Besides the work-related incident, my father hit his head really hard, had to get 22 stitches, but then as I go and visit him, be really nice to him, etc., he still has nothing good to say, just the same ol' mean, insulting comments towards my girlfriend and I. You'd think a smash to the head would change someone a bit, or maybe that was just what I was hoping.

I was diagnosed with Benign Positional Vertigo this week, and have also been having horrible migranes, worse than any I've had in the past year or two. My girlfriend's allergies are skyrocketing... Eyes swollen so she can't see, throat closing up, and heavily congested.

And now Mike. I may have never met the guy, but he was fun and interesting to talk to.
 
I've had better months. I hurt my back at workm been off for 4 weeks now almost, and I'm still awaiting a claim through WCB (Worker's Compensation Board) so that I can get some money while I'm off. However, while talking to them on the phone today, turns out the odds are heavily against me. So there goes all that.
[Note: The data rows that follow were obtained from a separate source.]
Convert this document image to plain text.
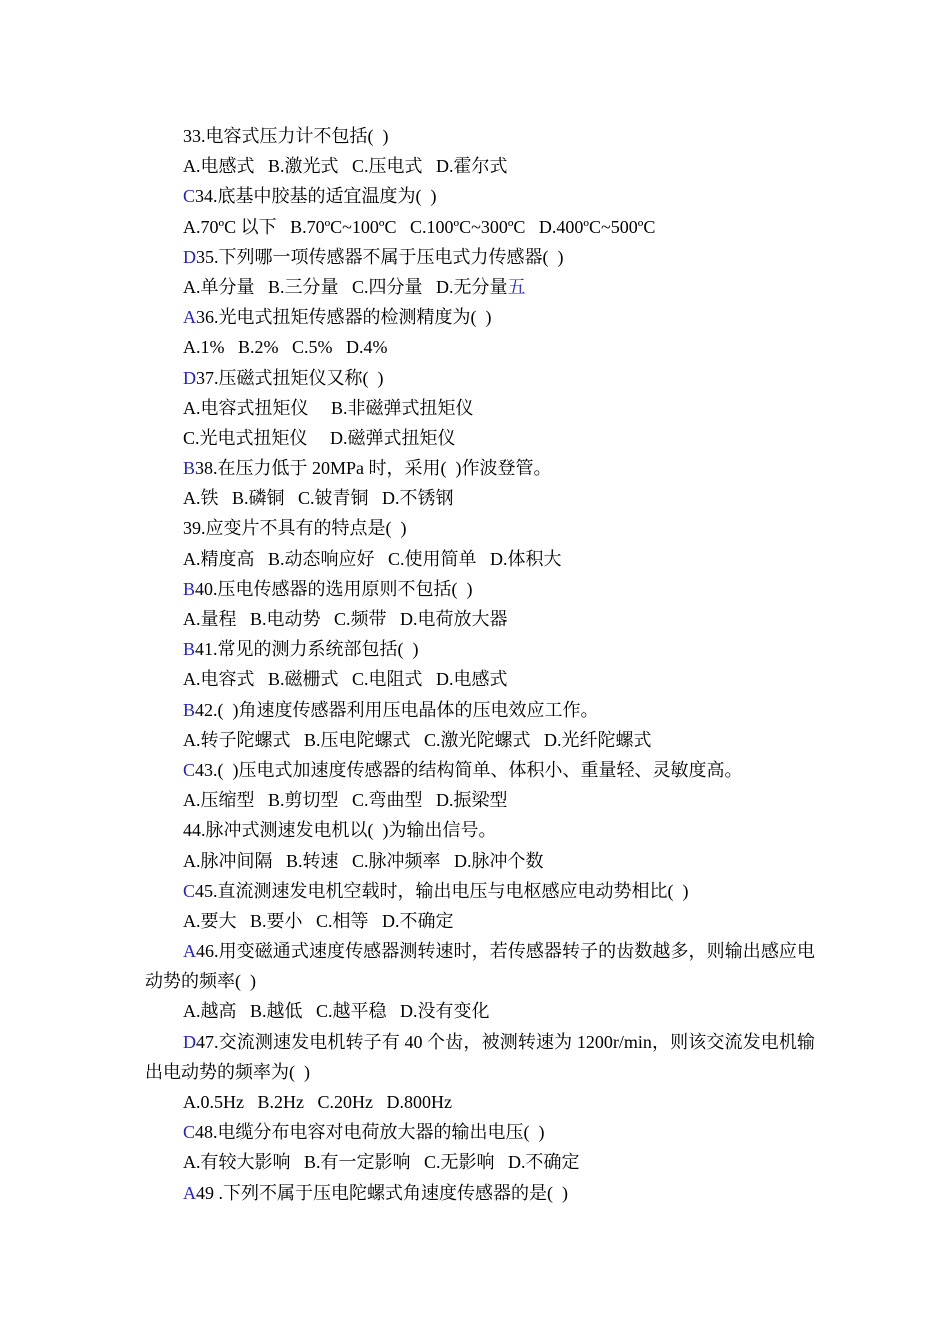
33.电容式压力计不包括(  )
A.电感式   B.激光式   C.压电式   D.霍尔式
C34.底基中胶基的适宜温度为(  )
A.70ºC 以下   B.70ºC~100ºC   C.100ºC~300ºC   D.400ºC~500ºC
D35.下列哪一项传感器不属于压电式力传感器(  )
A.单分量   B.三分量   C.四分量   D.无分量五
A36.光电式扭矩传感器的检测精度为(  )
A.1%   B.2%   C.5%   D.4%
D37.压磁式扭矩仪又称(  )
A.电容式扭矩仪     B.非磁弹式扭矩仪
C.光电式扭矩仪     D.磁弹式扭矩仪
B38.在压力低于 20MPa 时，采用(  )作波登管。
A.铁   B.磷铜   C.铍青铜   D.不锈钢
39.应变片不具有的特点是(  )
A.精度高   B.动态响应好   C.使用简单   D.体积大
B40.压电传感器的选用原则不包括(  )
A.量程   B.电动势   C.频带   D.电荷放大器
B41.常见的测力系统部包括(  )
A.电容式   B.磁栅式   C.电阻式   D.电感式
B42.(  )角速度传感器利用压电晶体的压电效应工作。
A.转子陀螺式   B.压电陀螺式   C.激光陀螺式   D.光纤陀螺式
C43.(  )压电式加速度传感器的结构简单、体积小、重量轻、灵敏度高。
A.压缩型   B.剪切型   C.弯曲型   D.振梁型
44.脉冲式测速发电机以(  )为输出信号。
A.脉冲间隔   B.转速   C.脉冲频率   D.脉冲个数
C45.直流测速发电机空载时，输出电压与电枢感应电动势相比(  )
A.要大   B.要小   C.相等   D.不确定
A46.用变磁通式速度传感器测转速时，若传感器转子的齿数越多，则输出感应电动势的频率(  )
A.越高   B.越低   C.越平稳   D.没有变化
D47.交流测速发电机转子有 40 个齿，被测转速为 1200r/min，则该交流发电机输出电动势的频率为(  )
A.0.5Hz   B.2Hz   C.20Hz   D.800Hz
C48.电缆分布电容对电荷放大器的输出电压(  )
A.有较大影响   B.有一定影响   C.无影响   D.不确定
A49 .下列不属于压电陀螺式角速度传感器的是(  )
Worst part of this, is that they're forcing me to go back to work, and still, my back aches of pain.

Besides the work-related incident, my father hit his head really hard, had to get 22 stitches, but then as I go and visit him, be really nice to him, etc., he still has nothing good to say, just the same ol' mean, insulting comments towards my girlfriend and I. You'd think a smash to the head would change someone a bit, or maybe that was just what I was hoping.

I was diagnosed with Benign Positional Vertigo this week, and have also been having horrible migranes, worse than any I've had in the past year or two. My girlfriend's allergies are skyrocketing... Eyes swollen so she can't see, throat closing up, and heavily congested.

And now Mike. I may have never met the guy, but he was fun and interesting to talk to.


Sorry to hear all that!! It's seems this bad streak is hitting everyone. Maybe you should get a second opinion on your back. If you go to a different doc and they tell you not to work, then you can't work. A friend of mine is actually going through some shit with Workers Comp right now, but he's decided to sue the company he works for because his back injury was their fault. You have options, you just have to do some research.

Sometimes I want to just scream, but I have to try to keep a positive attitude and not dwell so much on things I can't change.